Eurogare
rail et architecture

L'étude de faisabilité

1995

Ses objectifs étaient doubles :

  • créer un centre de voyage moderne, intégré et multifonctionnel, c'est-à-dire accessible à tous les types de trafics ferroviaires : grande vitesse, intercity, trafic régional et local, trains de pointe ;
  • répondre à un ensemble de critères accessibilité, confort, sécurité, intermodalité, commerces, services… sachant qu'une gare est le point de rencontre commercial entre le chemin de fer et sa clientèle.

L'étude faisait les constats suivants :

Le bâtiment de voyageurs et les infrastructures ferroviaires existants, en raison de leur vétusté et de leur implantation, ne répondent pas de manière optimale à ces critères et ne permettent pas de potentialiser les atouts qu'offre la grande vitesse ferroviaire. Ainsi, sur la nouvelle ligne Bruxelles-Louvain-Liège-Allemagne, la portion Ans-Meuse (2,5 km) constitue-t-elle un handicap pour de multiples raisons :

  • le plan incliné Guillemins - Ans n'autorise qu'une vitesse maximale descendante de 70 Km/h et une vitesse maximale ascendante de 80 km/h ;
  • côté Ans, la vitesse à l'entrée et à la sortie de la gare est limitée à 40 Km/h ; côté Angleur, elle est limitée à 60 Km/h ;
  • les quais sont en courbe, étroits et trop courts (par rapport au matériel TGV) ;
  • les cisaillements, de part et d'autre de la gare, sont nombreux ;
  • le trafic le plus important (relation Bruxelles - Allemagne) est concentré sur les dernières voies du faisceau, côté colline de Cointe (à l'opposé du bâtiment des voyageurs) ;
  • la relation Bruxelles - Allemagne est " cassée " à hauteur du pont-tube existant, côté Allemagne ;
  • la cabine de signalisation est obsolète au plan technologique ;
  • quatre voies en cul-de-sac sont inutilisées.
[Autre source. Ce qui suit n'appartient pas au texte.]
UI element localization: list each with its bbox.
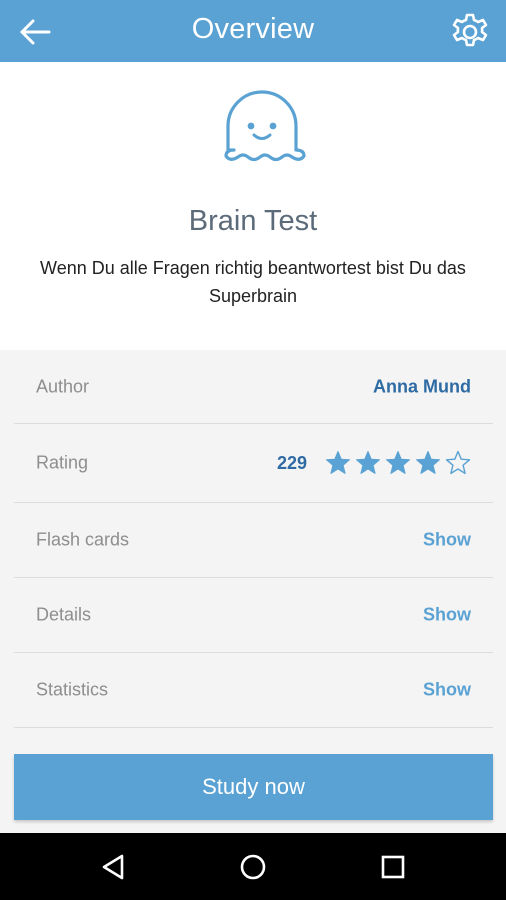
- circle-home-icon[interactable]: [236, 850, 270, 884]
- deck-title: Brain Test: [188, 205, 318, 237]
- rating-row: Rating 229: [14, 424, 493, 503]
- author-row[interactable]: Author Anna Mund: [14, 350, 493, 424]
- statistics-show-link[interactable]: Show: [423, 680, 471, 701]
- star-filled-icon: [385, 450, 411, 476]
- rating-label: Rating: [36, 452, 89, 473]
- deck-header: Brain Test Wenn Du alle Fragen richtig b…: [0, 62, 506, 350]
- flashcards-label: Flash cards: [36, 529, 130, 550]
- square-recents-icon[interactable]: [376, 850, 410, 884]
- rating-count: 229: [276, 452, 307, 473]
- system-nav-bar: [0, 833, 506, 900]
- rating-display: 229: [277, 450, 471, 476]
- app-bar: Overview: [0, 0, 506, 62]
- details-label: Details: [36, 604, 92, 625]
- statistics-row[interactable]: Statistics Show: [14, 653, 493, 728]
- star-rating: [321, 450, 471, 476]
- gear-icon[interactable]: [450, 12, 490, 52]
- flashcards-show-link[interactable]: Show: [423, 530, 471, 551]
- details-show-link[interactable]: Show: [423, 605, 471, 626]
- star-filled-icon: [355, 450, 381, 476]
- statistics-label: Statistics: [36, 679, 109, 700]
- study-now-button[interactable]: Study now: [14, 754, 493, 820]
- author-value[interactable]: Anna Mund: [373, 376, 471, 397]
- author-label: Author: [36, 376, 90, 396]
- deck-description: Wenn Du alle Fragen richtig beantwortest…: [40, 258, 466, 306]
- triangle-back-icon[interactable]: [98, 850, 132, 884]
- star-empty-icon: [445, 450, 471, 476]
- star-filled-icon: [415, 450, 441, 476]
- ghost-icon: [218, 90, 306, 168]
- star-filled-icon: [325, 450, 351, 476]
- page-title: Overview: [191, 13, 315, 45]
- flashcards-row[interactable]: Flash cards Show: [14, 503, 493, 578]
- deck-info-list: Author Anna Mund Rating 229 Flash cards …: [14, 350, 493, 728]
- details-row[interactable]: Details Show: [14, 578, 493, 653]
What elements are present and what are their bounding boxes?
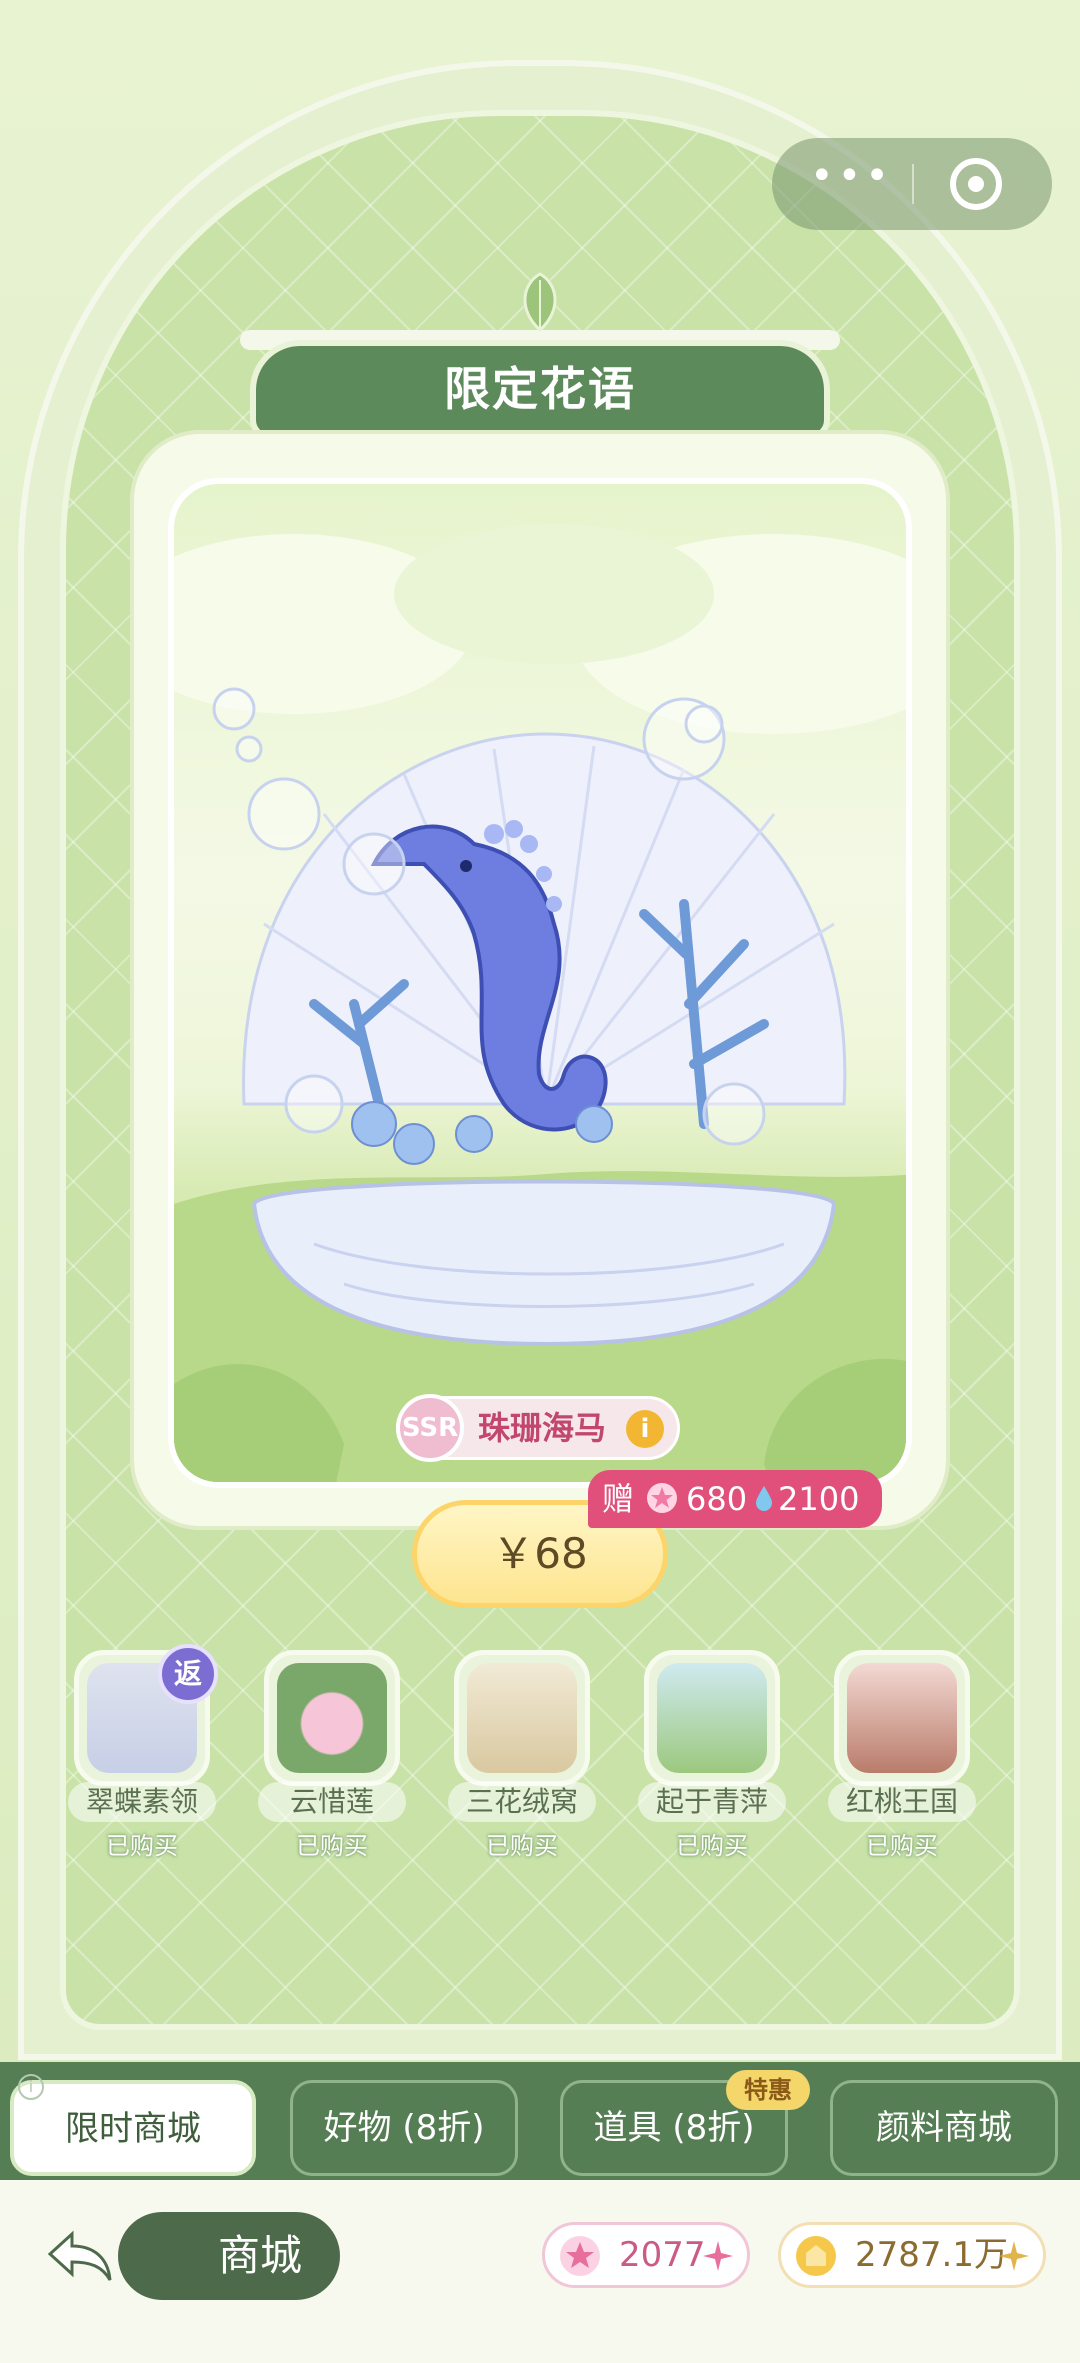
gem-balance[interactable]: 2077 [542,2222,750,2288]
back-arrow-icon[interactable] [44,2226,116,2286]
gift-gems-value: 680 [686,1480,748,1518]
mini-program-capsule: ••• [772,138,1052,230]
water-drop-icon [756,1486,772,1511]
back-label: 商城 [218,2231,303,2280]
gem-star-icon [647,1483,677,1513]
seahorse-illustration [174,524,906,1482]
room-image [467,1663,577,1773]
rarity-badge: SSR [396,1394,464,1462]
gift-water-value: 2100 [778,1480,860,1518]
castle-image [847,1663,957,1773]
tab-goods[interactable]: 好物 (8折) [290,2080,518,2176]
item-thumb-3[interactable] [454,1650,590,1786]
gift-tag: 赠 680 2100 [588,1470,882,1528]
gem-star-icon [560,2236,600,2276]
add-coins-icon[interactable] [997,2239,1031,2273]
add-gems-icon[interactable] [701,2239,735,2273]
capsule-divider [912,164,914,204]
item-name-5: 红桃王国 [828,1782,976,1822]
item-status-2: 已购买 [296,1832,368,1860]
gem-count: 2077 [619,2235,706,2275]
leaf-icon [523,272,557,333]
special-offer-badge: 特惠 [726,2070,810,2110]
item-status-1: 已购买 [106,1832,178,1860]
item-name-1: 翠蝶素领 [68,1782,216,1822]
item-status-3: 已购买 [486,1832,558,1860]
gift-label: 赠 [602,1480,635,1518]
coin-icon [796,2236,836,2276]
item-status-4: 已购买 [676,1832,748,1860]
coin-balance[interactable]: 2787.1万 [778,2222,1046,2288]
item-status-5: 已购买 [866,1832,938,1860]
coin-count: 2787.1万 [855,2235,1008,2275]
featured-image-frame [168,478,912,1488]
lotus-image [277,1663,387,1773]
return-badge: 返 [158,1644,218,1704]
tab-info-icon: i [18,2074,44,2100]
item-name-3: 三花绒窝 [448,1782,596,1822]
item-thumb-2[interactable] [264,1650,400,1786]
item-thumb-4[interactable] [644,1650,780,1786]
item-name-2: 云惜莲 [258,1782,406,1822]
featured-item-name: 珠珊海马 [478,1409,607,1447]
tab-limited-shop[interactable]: 限时商城 [10,2080,256,2176]
tab-paint-shop[interactable]: 颜料商城 [830,2080,1058,2176]
back-to-shop-button[interactable]: 商城 [118,2212,340,2300]
info-icon[interactable]: i [626,1410,664,1448]
pond-image [657,1663,767,1773]
item-name-4: 起于青萍 [638,1782,786,1822]
page-title: 限定花语 [444,362,636,416]
item-thumb-5[interactable] [834,1650,970,1786]
title-banner: 限定花语 [250,340,830,440]
target-close-icon[interactable] [950,158,1002,210]
more-dots-icon[interactable]: ••• [810,156,893,196]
Pour remédier à ces divers handicaps, l'étude de faisabilité concluait à la nécessité de déplacer l'axe de la gare de quelque 150 mètres en direction de la Meuse et d'amener la relation Bruxelles-Liège-Allemagne (donc la grande vitesse) à front de ville.

Pour des motifs ferroviaires, environnementaux et d'accessibilité, l'étude préconisait les mesures suivantes :

  • le maintien en exploitation (du moins partielle) de la gare existante pendant la construction de la nouvelle gare ;
  • le relèvement de la vitesse en gare à 100 Km/h et dans les plans inclinés à 120 Km/h ;
  • la construction de quais rectilignes de longueur suffisante pour accueillir les doubles rames des trains à grande vitesse ;
  • la construction de quais d'une largeur de 8 m permettant un embarquement - débarquement plus rapide des voyageurs, des déplacements plus aisés pour les personnes à mobilité réduite ;
  • la priorité, en tracé et en vitesse, à la relation principale Bruxelles - Liège - Allemagne ;
  • la connexion des voies rapides avec la dorsale wallonne (Namur, Charleroi, Mons, Tournai) ;
  • la rationalisation des cisaillements et la suppression des voies en cul-de-sac ;
  • la construction d'une nouvelle cabine de signalisation ;
  • la double accessibilité de la gare ;
  • la connexion directe avec le réseau autoroutier (dans la perspective de l'achèvement de la liaison E25/E40) ;
  • la limitation des emprises sur la bâti existant.

L'étude soulignait que le schéma ferroviaire découlant du déplacement de la gare permettrait un gain de 3'30 entre Ans et la Meuse.

Il impliquait la création d'un nouvel ouvrage de croisement des lignes 36 et 34 à niveaux différents sur le site de Hemricourt (côté Bruxelles) donnant priorité à la relation Bruxelles-Allemagne par rapport à la ligne Liège-Palais - Hasselt - Anvers.